For about half a century, American cities and suburbs were built as car towns – with long stretches of road. And sometimes without sidewalks. But lately, things have been changing. Americans are seeking more intimate city spaces and putting a high premium on good public transportation. Millennials don’t seem to want to buy cars, or drive much. In their quest for more walkable cities, they are teaming up with some unlikely allies: Retirees.
As the baby boomer generation ages, more and more of them want to remain at home – and remain independent. A whopping 63 percent of boomers don’t intend to move, according to a recent study from the Demand Institute, a nonprofit think-tank devoted to consumer issues. And the aging population is soaring – a joint project from Harvard University and the AARP predicts that by 2030, there will be 73 million adults over age 65 living in the U.S.
Aging Americans increasingly ask for walkable cities. It’s one of their top priorities, according to Nancy LeaMond, executive vice president of the AARP. What the AARP wants, it frequently gets. The organization is the eighth-largest lobbying group in the U.S. – its members are consummate voters, and more importantly, LeaMond says, “tend to be participants in the community. They come to community meetings, they’re very involved.”
The AARP and the World Health Organization have focused on building more livable communities for the aging population through their Age-Friendly Cities and Communities program. Cities can adopt elements of a WHO-approved checklist to make communities safe and engaging for people who are aging. Many places have come a long way toward addressing infrastructure issues and community engagement, according to Tori Goldhammer, a Washington, D.C., occupational therapist who specializes in aging-in-place and fall prevention.
Yet investing in more walkable cities can be relatively affordable.
“There are many places where there’s a lot of construction underway, and they’re already making changes to the physical environment, and ensuring that it’s done in the right way often doesn’t add very many costs,” LeaMond says.
Even when modifications are pricier, the investment can pay off.
“The more walkable a community is, the more the value of the property is going to be higher, and so there is an incentive for communities to look at this in more than just safety and mobility of its residents,” LeaMond says.
To better understand the importance of walkable communities, Lizzie O’Leary took a walk in the Washington, D.C., Eastern Market neighborhood with Goldhammer and a very special guest: her dad, Buck O’Leary.
On their walk they found these five factors that help make a city walkable:
1. Keep sidewalks well-maintained
Sidewalk cracks, uneven bricks and tree roots are tripping hazards, especially when they’re wet or icy. That’s one reason personal-injury lawyers exist. Slips and trips happen all the time on uneven sidewalks, according to occupational therapist Goldhammer. “Anything greater than a one-quarter inch in change of height can present a trip risk for anybody,” she says. Updating sidewalks that have undergone ordinary wear and tear would prevent injuries and make it easier to get around.

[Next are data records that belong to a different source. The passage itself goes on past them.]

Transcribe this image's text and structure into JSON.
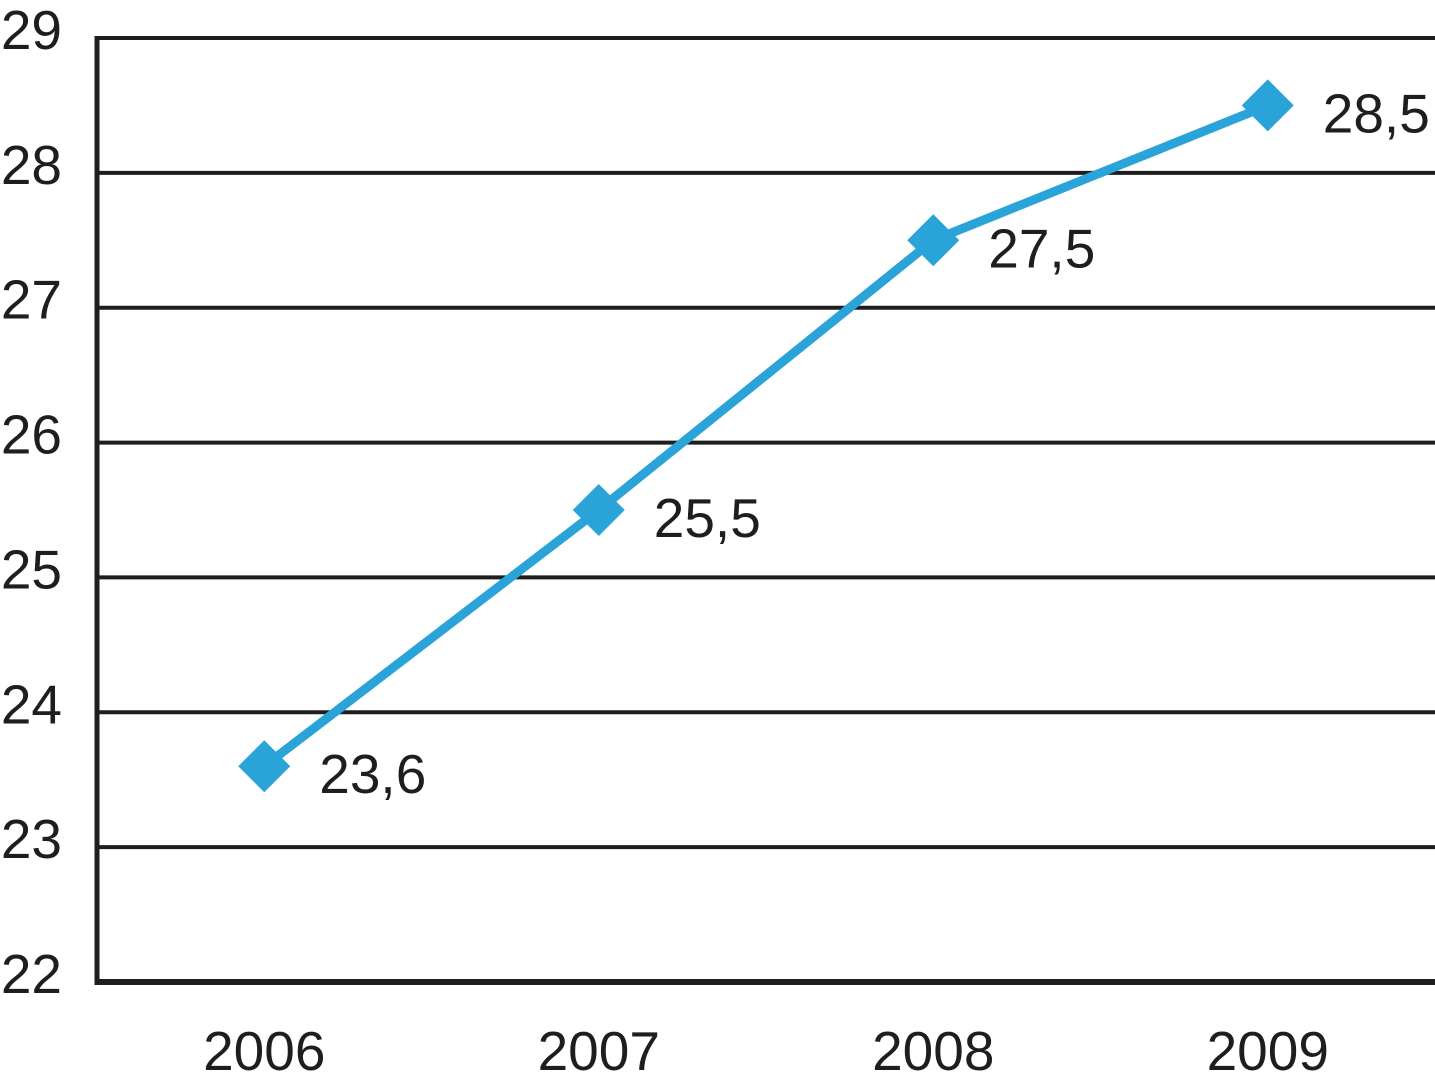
{
  "chart_data": {
    "type": "line",
    "title": "",
    "xlabel": "",
    "ylabel": "",
    "categories": [
      "2006",
      "2007",
      "2008",
      "2009"
    ],
    "series": [
      {
        "name": "series-1",
        "values": [
          23.6,
          25.5,
          27.5,
          28.5
        ]
      }
    ],
    "data_labels": [
      "23,6",
      "25,5",
      "27,5",
      "28,5"
    ],
    "y_ticks": [
      "22",
      "23",
      "24",
      "25",
      "26",
      "27",
      "28",
      "29"
    ],
    "y_tick_values": [
      22,
      23,
      24,
      25,
      26,
      27,
      28,
      29
    ],
    "ylim": [
      22,
      29
    ],
    "grid": "horizontal-only",
    "legend_position": "none",
    "marker_shape": "diamond",
    "decimal_separator": ",",
    "colors": {
      "series": "#2AA3D9",
      "axis": "#1E1E1E",
      "gridline": "#1E1E1E",
      "text": "#1E1E1E",
      "background": "#FFFFFF"
    }
  }
}
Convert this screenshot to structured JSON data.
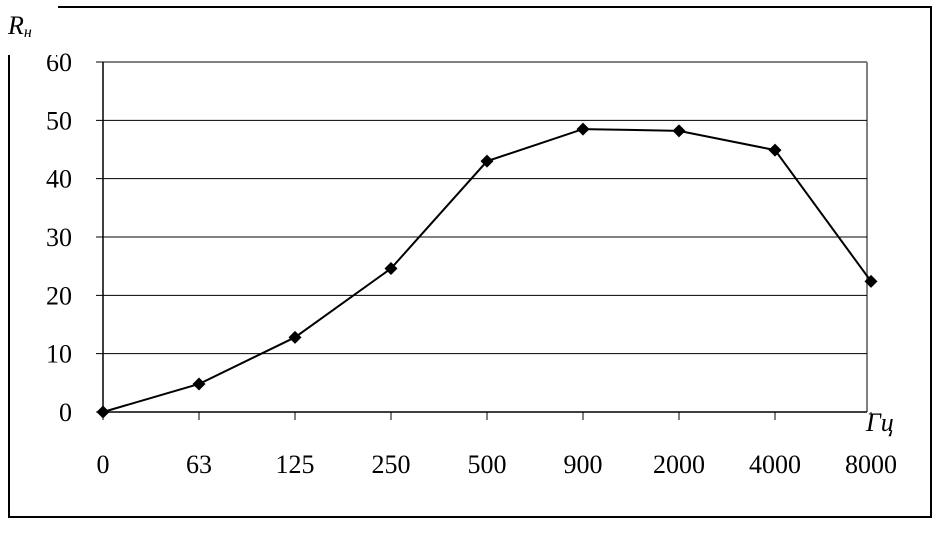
{
  "chart_data": {
    "type": "line",
    "categories": [
      "0",
      "63",
      "125",
      "250",
      "500",
      "900",
      "2000",
      "4000",
      "8000"
    ],
    "series": [
      {
        "values": [
          0,
          4.8,
          12.8,
          24.6,
          43.0,
          48.5,
          48.2,
          44.9,
          22.4
        ]
      }
    ],
    "ylabel": {
      "main": "R",
      "sub": "н"
    },
    "xlabel": "Гц",
    "ylim": [
      0,
      60
    ],
    "yticks": [
      "0",
      "10",
      "20",
      "30",
      "40",
      "50",
      "60"
    ],
    "grid": true,
    "legend": "none"
  },
  "colors": {
    "line": "#000000",
    "marker": "#000000",
    "grid": "#000000",
    "plot_border": "#808080"
  }
}
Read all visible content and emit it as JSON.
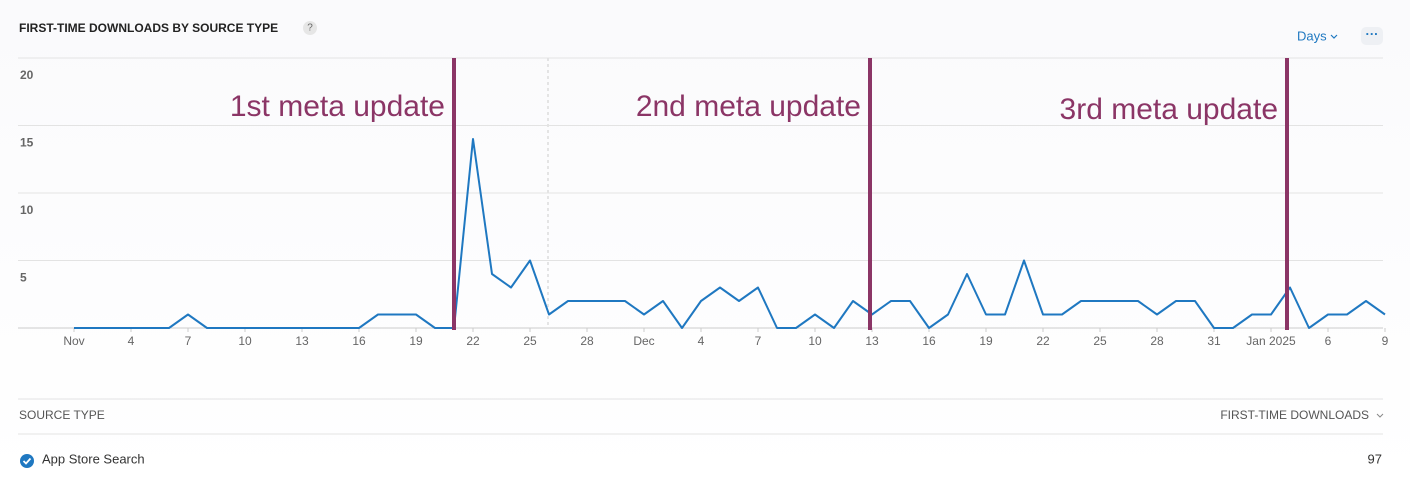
{
  "header": {
    "title": "FIRST-TIME DOWNLOADS BY SOURCE TYPE",
    "help": "?",
    "period": "Days",
    "menu": "···"
  },
  "chart_data": {
    "type": "line",
    "categories": [
      "Nov",
      null,
      null,
      "4",
      null,
      null,
      "7",
      null,
      null,
      "10",
      null,
      null,
      "13",
      null,
      null,
      "16",
      null,
      null,
      "19",
      null,
      null,
      "22",
      null,
      null,
      "25",
      null,
      null,
      "28",
      null,
      null,
      "Dec",
      null,
      null,
      "4",
      null,
      null,
      "7",
      null,
      null,
      "10",
      null,
      null,
      "13",
      null,
      null,
      "16",
      null,
      null,
      "19",
      null,
      null,
      "22",
      null,
      null,
      "25",
      null,
      null,
      "28",
      null,
      null,
      "31",
      null,
      null,
      "Jan 2025",
      null,
      null,
      "6",
      null,
      null,
      "9"
    ],
    "series": [
      {
        "name": "App Store Search",
        "color": "#1f78c1",
        "values": [
          0,
          0,
          0,
          0,
          0,
          0,
          1,
          0,
          0,
          0,
          0,
          0,
          0,
          0,
          0,
          0,
          1,
          1,
          1,
          0,
          0,
          14,
          4,
          3,
          5,
          1,
          2,
          2,
          2,
          2,
          1,
          2,
          0,
          2,
          3,
          2,
          3,
          0,
          0,
          1,
          0,
          2,
          1,
          2,
          2,
          0,
          1,
          4,
          1,
          1,
          5,
          1,
          1,
          2,
          2,
          2,
          2,
          1,
          2,
          2,
          0,
          0,
          1,
          1,
          3,
          0,
          1,
          1,
          2,
          1
        ]
      }
    ],
    "ylim": [
      0,
      20
    ],
    "yticks": [
      5,
      10,
      15,
      20
    ],
    "grid": true,
    "annotations": [
      {
        "text": "1st meta update"
      },
      {
        "text": "2nd meta update"
      },
      {
        "text": "3rd meta update"
      }
    ]
  },
  "table": {
    "columns": [
      "SOURCE TYPE",
      "FIRST-TIME DOWNLOADS"
    ],
    "rows": [
      [
        "App Store Search",
        "97"
      ]
    ]
  }
}
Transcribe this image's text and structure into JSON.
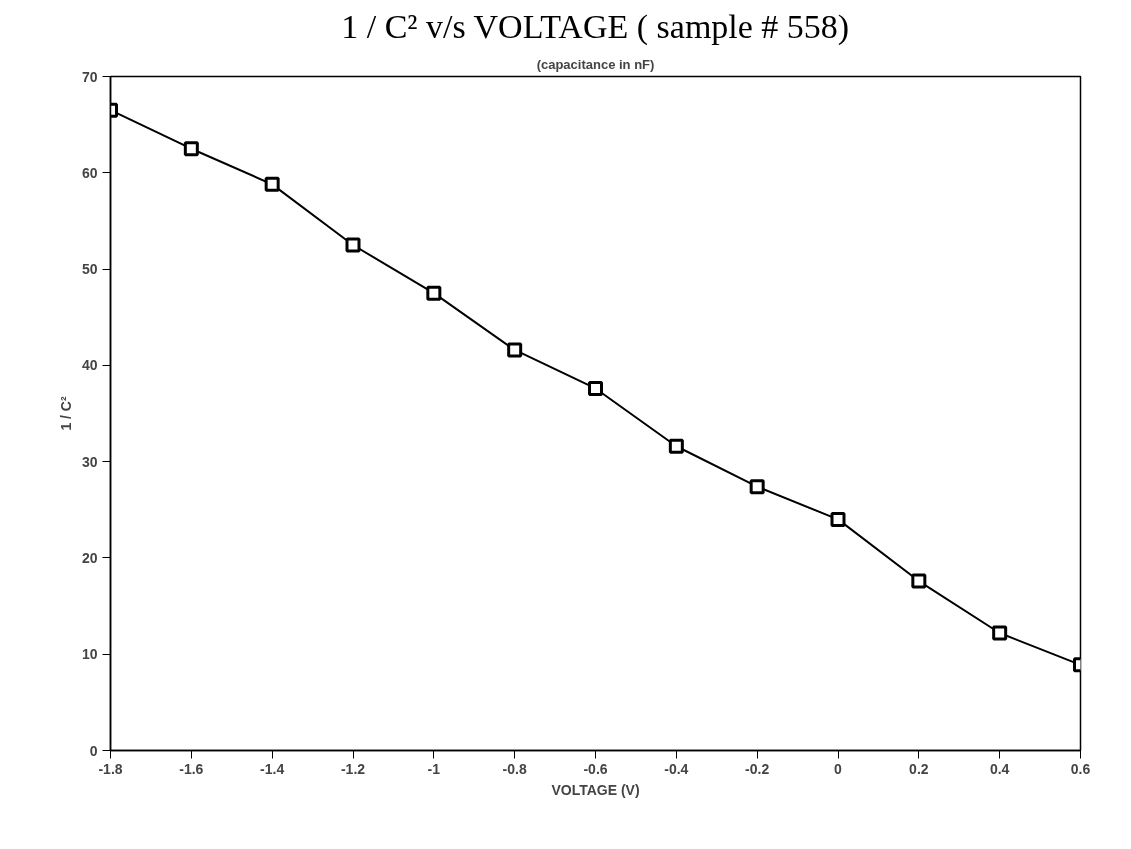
{
  "chart_data": {
    "type": "line",
    "title": "1 / C² v/s VOLTAGE ( sample # 558)",
    "subtitle": "(capacitance in nF)",
    "xlabel": "VOLTAGE (V)",
    "ylabel": "1 / C²",
    "x": [
      -1.8,
      -1.6,
      -1.4,
      -1.2,
      -1,
      -0.8,
      -0.6,
      -0.4,
      -0.2,
      0,
      0.2,
      0.4,
      0.6
    ],
    "series": [
      {
        "color": "#000000",
        "values": [
          66.5,
          62.5,
          58.8,
          52.5,
          47.5,
          41.6,
          37.6,
          31.6,
          27.4,
          24.0,
          17.6,
          12.2,
          8.9
        ]
      }
    ],
    "xlim": [
      -1.8,
      0.6
    ],
    "ylim": [
      0,
      70
    ],
    "xticks": [
      -1.8,
      -1.6,
      -1.4,
      -1.2,
      -1,
      -0.8,
      -0.6,
      -0.4,
      -0.2,
      0,
      0.2,
      0.4,
      0.6
    ],
    "yticks": [
      0,
      10,
      20,
      30,
      40,
      50,
      60,
      70
    ],
    "grid": false,
    "marker": "square",
    "line_style": "solid"
  }
}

2. Provide lots of outdoor seating
When you’re out for a stroll, it’s nice to be able have a seat, take a break, relax. Many communities that are participating in the AARP and World Health Organization’s Age-Friendly Cities initiative have made a lot of progress in this area. For instance, the New York City Department of Transportation says 1,500 benches will be installed by 2015 through its CityBench program.
3. Allow enough time at crosswalks
The Beatles may cross the street with a bit of swagger, but for many people it’s not so easy. Crosswalks can become hazardous for people rushing across them and frustrating for drivers waiting for them to clear. “There might be six lanes of traffic and [it takes] 22 seconds to get across the street, and it’s really very difficult,” Goldhammer says.
4. Turn on the lights
In addition to being a major crime deterrent, a lack of sufficient lighting (also known as darkness) makes it more difficult to see those cracks in the sidewalk. Once shrouded in darkness, potential hazards that aren’t a big deal during the day become exponentially riskier.
5. Build plenty of clearly marked bike paths
It’s not always this adorable when someone gets side-swiped by a Huffy. Cyclists need their own lanes to ensure they have enough space to ride safely. And in the context of age-friendly cities, bike lanes also keep bikes off sidewalks, making both the roads and the walkways safer for everyone.